This project is based on data from the KUNO-Kids health study, an ongoing birth cohort.

Since the start in 2015, all mothers planning to deliver their baby at the clinic St. Hedwig Regensburg and their partners have been invited to participate in the study. Exclusion criteria were mothers younger than 18 years of age or with insufficient German language skills limiting the understanding of the rationale of the study. Parents participated on a voluntary basis and provided written informed consent. The process was approved by the ethics board of the University of Regensburg in December 2014 (file number: 14–1010347).

Information was gathered through an interview with the mothers after they gave birth and follow-up-questionnaires mailed to the parents after 4 weeks, 6 months and hereafter on every birthday of the child [25]. For this specific project, parents having participated in the study for at least 1 year were included. Included parents are shown in Fig. 1: Participation throughout the course of the study.

Fig. 1
figure 1

Participation throughout the course of the study

Parental heights and weights were collected through questionnaires (mothers before pregnancy and 1 year after child’s birth and fathers 4 weeks after child’s birth). Weight categories were defined according to WHO classifications (BMI < 18.5 underweight, BMI 18.5–25normal weight, BMI 25–30overweight, BMI ≥ 30obesity) [26]. One year after the child was born, information on parents suffering or ever having suffered from hypertension or T2DM (self-reported diagnosis) was gathered. Information on mothers having suffered from gestational diabetes mellitus (GDM) during the pregnancy with the study child was gathered in an interview shortly after birth.

Smoking habits were evaluated by asking whether parents had ever smoked more than 100 cigarettes in their life and whether they were currently (mothers 1 year after the child’s birth, fathers 4 weeks after the child’s birth) smoking. Participants indicating that they had never smoked more than 100 cigarettes in their life were defined as never-smokers. Participants who declared that they had smoked more than 100 cigarettes in their life but did not currently smoke were defined as ex-smokers and participants that answered that they currently smoked cigarettes were defined as smokers.

Quantities of recent alcohol consumption (amount of bottles (0.5 l) of light beer or beer, glasses of wine (0.25 l) or sparkling wine (0.1 l) and shots (0.02 l) consumed per week) were evaluated 1 year after the child’s birth for mothers and 4 weeks after the child’s birth for fathers. In previous studies, an alcohol consumption of more than 10–12 g/day for healthy women and 20–24 g/day for healthy men was described as risky alcohol consumption [27]. An alcohol consumption of more than 10 g/day for mothers and 20 g/day for fathers was therefore defined as risky alcohol consumption.

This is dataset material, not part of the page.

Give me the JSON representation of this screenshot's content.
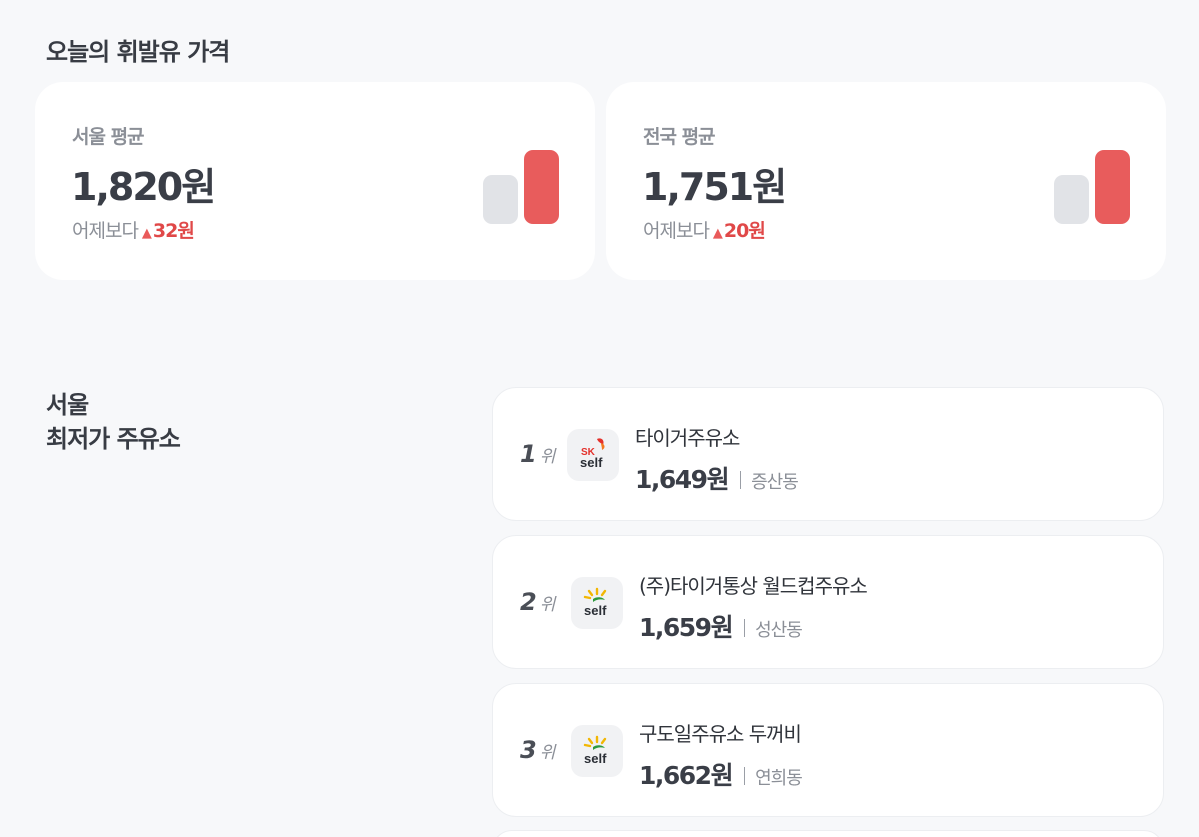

Maternal breastfeeding at the time of potential alcohol consumption and smoking was evaluated by asking whether their child was still fed breast milk.

Parental raw or cooked vegetables and fresh fruits consumption (never, once a month, several times a month, once a week, several times a week, almost daily or several times a day) as well as mothers engagement in sports (amount of hours per week) were evaluated 1 year after the child’s birth. A choosing of an “almost daily” or “several times a day” consumption of fresh fruits was counted as daily fruits consumption. A choosing of an “almost daily” or “several times a day” consumption of either raw vegetables and salads or cooked vegetables or a “several times a week” consumption of both raw vegetables and cooked vegetables was counted as daily vegetables consumption. Mothers’ ages were obtained through the St. Hedwig clinic network, fathers’ ages were collected in the 2-year follow-up questionnaire. Information on further socio-demographic characteristics of the study population (parental migration background, education and employment as well as maternal marital status) was collected through an interview shortly after birth and questionnaires 4 weeks and 1 year after birth.

Statistics

Data was analysed using “SPSS” (version 25). Parental body mass indexes (BMI) and prevalences for parental overweight and obesity were calculated. For continuative analysis, a weighting factor taking into account the higher percentage of parents having graduated from grammar school in our study compared to the general population was applied [28].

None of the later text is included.